L’incroyable enterrement du Falcon 5X de Dassault

Le Falcon 5X ne verra jamais le jour. Dassault Aviation a annoncé le 13 décembre, à la surprise générale, l’arrêt de son programme de biréacteur d’affaires à 45 millions de dollars pièce. Pourquoi cette décision retentissante? L’avionneur a perdu patience face aux retards et soucis techniques du moteur Silvercrest développé par Safran. « Le moteur Silvercrest de Safran, conforme aux spécifications du contrat, aurait dû être livré fin 2013 pour les essais en vol sur Falcon 5X », souligne l’avionneur. Mais le réacteur a cumulé les déboires, reportant la première livraison de l’appareil de 2017 à 2020. Les derniers retards du Silvercrest, annoncés en octobre dernier, rendaient la date de 2020 intenable.

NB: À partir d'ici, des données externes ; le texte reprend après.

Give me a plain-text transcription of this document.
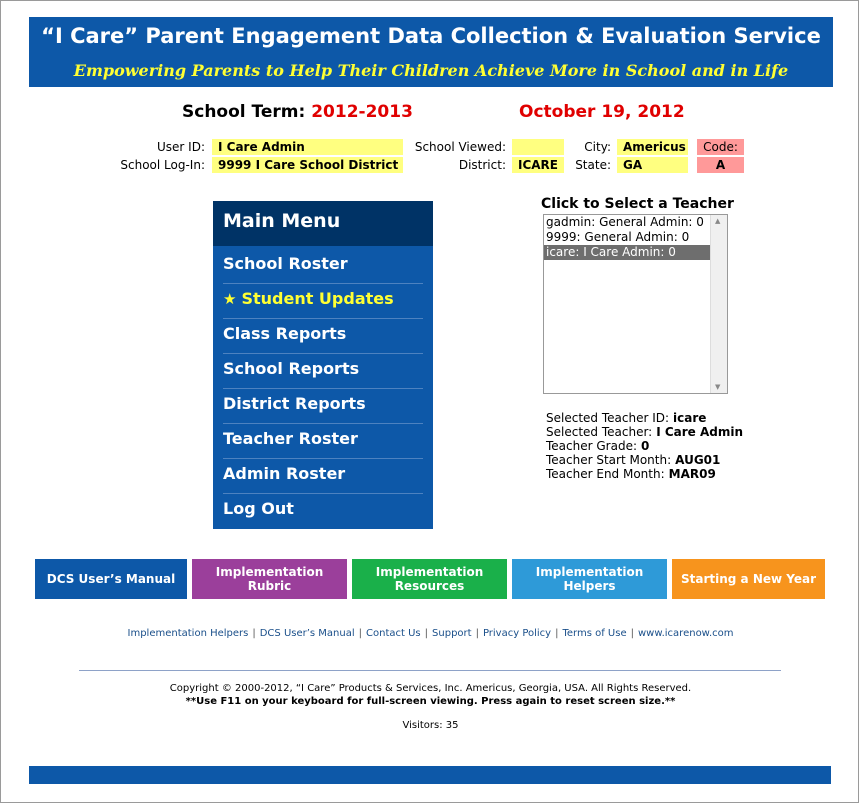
“I Care” Parent Engagement Data Collection & Evaluation Service
Empowering Parents to Help Their Children Achieve More in School and in Life
School Term: 2012-2013	October 19, 2012
User ID:	I Care Admin
School Log-In:	9999 I Care School District
School Viewed:
District:	ICARE
City:	Americus
State:	GA
Code:
A
Main Menu
School Roster
★ Student Updates
Class Reports
School Reports
District Reports
Teacher Roster
Admin Roster
Log Out
Click to Select a Teacher
gadmin: General Admin: 0
9999: General Admin: 0
icare: I Care Admin: 0
▲
▼
Selected Teacher ID: icare
Selected Teacher: I Care Admin
Teacher Grade: 0
Teacher Start Month: AUG01
Teacher End Month: MAR09
DCS User’s Manual	Implementation Rubric
Implementation Resources
Implementation Helpers	Starting a New Year
Implementation Helpers | DCS User’s Manual | Contact Us | Support | Privacy Policy | Terms of Use | www.icarenow.com
Copyright © 2000-2012, “I Care” Products & Services, Inc. Americus, Georgia, USA. All Rights Reserved.
**Use F11 on your keyboard for full-screen viewing. Press again to reset screen size.**
Visitors: 35
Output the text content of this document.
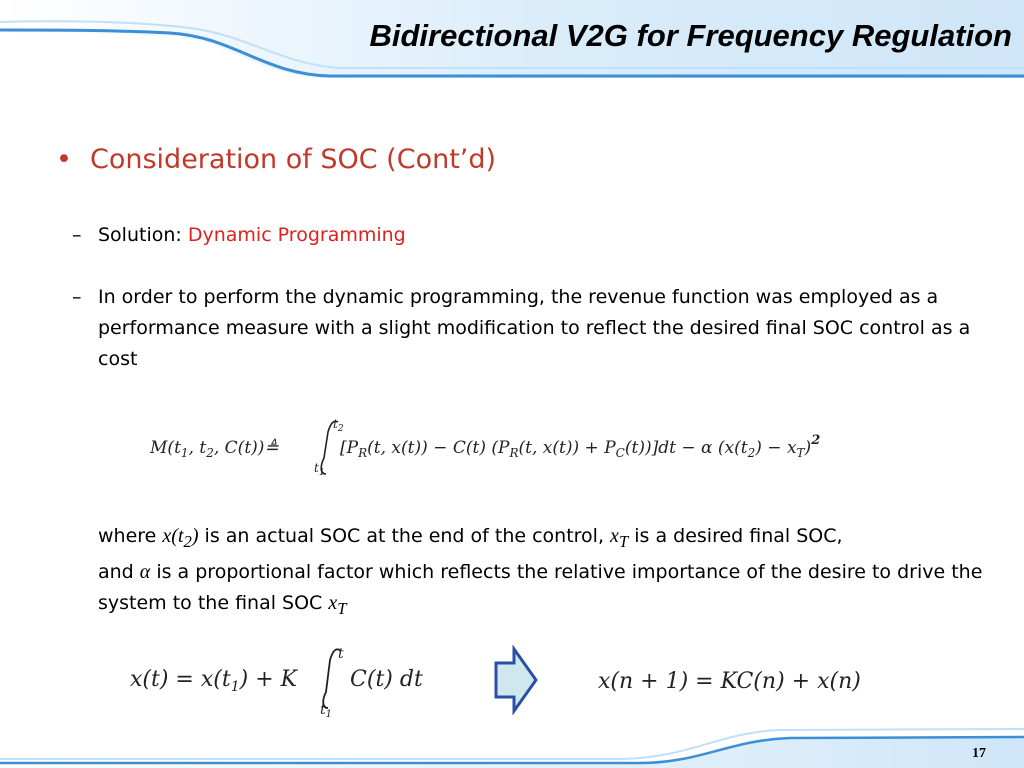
Bidirectional V2G for Frequency Regulation
• Consideration of SOC (Cont’d)
– Solution: Dynamic Programming
– In order to perform the dynamic programming, the revenue function was employed as a performance measure with a slight modification to reflect the desired final SOC control as a cost
$M(t_1$, $t_2$, C(t))≜
$t_2$
$t_1$
[$P_R(t$, x(t)) − C(t) ($P_R(t$, $x(t)) + P_C(t))]dt - \alpha$ $(x(t_2) - x_T)^2$
where $x(t_2)$ is an actual SOC at the end of the control, $x_T$ is a desired final SOC,
and α is a proportional factor which reflects the relative importance of the desire to drive the system to the final SOC $x_T$
$x(t) = x(t_1) + K$
t
$t_1$
C(t) dt	x(n + 1) = KC(n) + x(n)
17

Dassault a donc décidé d’annuler purement et simplement son programme, et de dénoncer son contrat avec Safran.

Certes, l’avionneur français ne renonce pas à lancer un appareil sur le segment des appareils à large cabine. « Le besoin des clients pour un avion long range et large cabine reste intact, assure le PDG de Dassault Aviation Éric Trappier, cité dans le communiqué. J’ai donc décidé le lancement d’un projet de nouveau Falcon équipé de moteurs Pratt & Whitney Canada, reprenant le diamètre fuselage du Falcon 5X, avec un range de 5 500 miles nautiques et prévu pour une entrée en service en 2022 ».

Un milliard d’euros investi

Mais l’arrêt du Falcon 5X ressemble quand même bien à une jolie claque pour Dassault et Safran. Le premier avait fait de l’appareil l’aiguillon de sa contre-attaque face à ses rivaux, le canadien Bombardier et l’américain Gulfstream. Le groupe avait même investi un milliard d’euros dans son appareil, le plus gros effort de son histoire dans l’aviation d’affaires. Quand au second, il tentait avec son Silvercrest une incursion dans le segment de l’aviation d’affaires. Celle-ci semble menacée : après le renoncement de Dassault, l’américain Cessna reste le seul client du moteur, qu’il a sélectionné pour son Citation Hemisphere. Le clash avec Dassault est à l’évidence un mauvais coup porté à la réputation du moteur de Safran.

L’histoire du 5X était celle d’un pari : plutôt que de se lancer dans la course à la plus grande autonomie, face aux modèles ultra-premium des concurrents Gulfstream ou Bombardier capables de parcourir 13.000 à 14.000 kilomètres, Dassault voulait se différencier avec une cabine d’une taille inédite, en se contentant d’une autonomie de 9.600 km. Le Falcon 5X affichait ainsi une cabine de 50 mètres cubes de volume environ, plus grande que celle du Gulfstream G650, le modèle-phare du concurrent américain Gulfstream (65 millions de dollars). La hauteur sous plafond atteignait 1,98m, un record, et les hublots étaient plus grands de 10% par rapport au Falcon 7X, et de 30% par rapport au Falcon 900. L’appareil était même équipé d’un « hublot zénithal », au plafond de l’avion, une première dans l’industrie qui permettait de faire entrer plus de lumière naturelle dans la cabine.

Le Silvercrest en danger

L’arrêt du programme pose la question de l’avenir du Silvercrest de Safran, privé de son plus gros client. Le motoriste français, qui a investi 700 millions d’euros dans le programme, a toutes les peines du monde à boucler son développement. Le groupe a notamment des problèmes sur le compresseur haute pression, le cœur du réacteur, une zone sur laquelle il a moins d’expérience que sur la soufflante (l’avant du moteur). C’est en effet l’américain GE qui s’occupe de cette partie des moteurs commerciaux CFM56 et Leap, développé en partenariat avec Safran.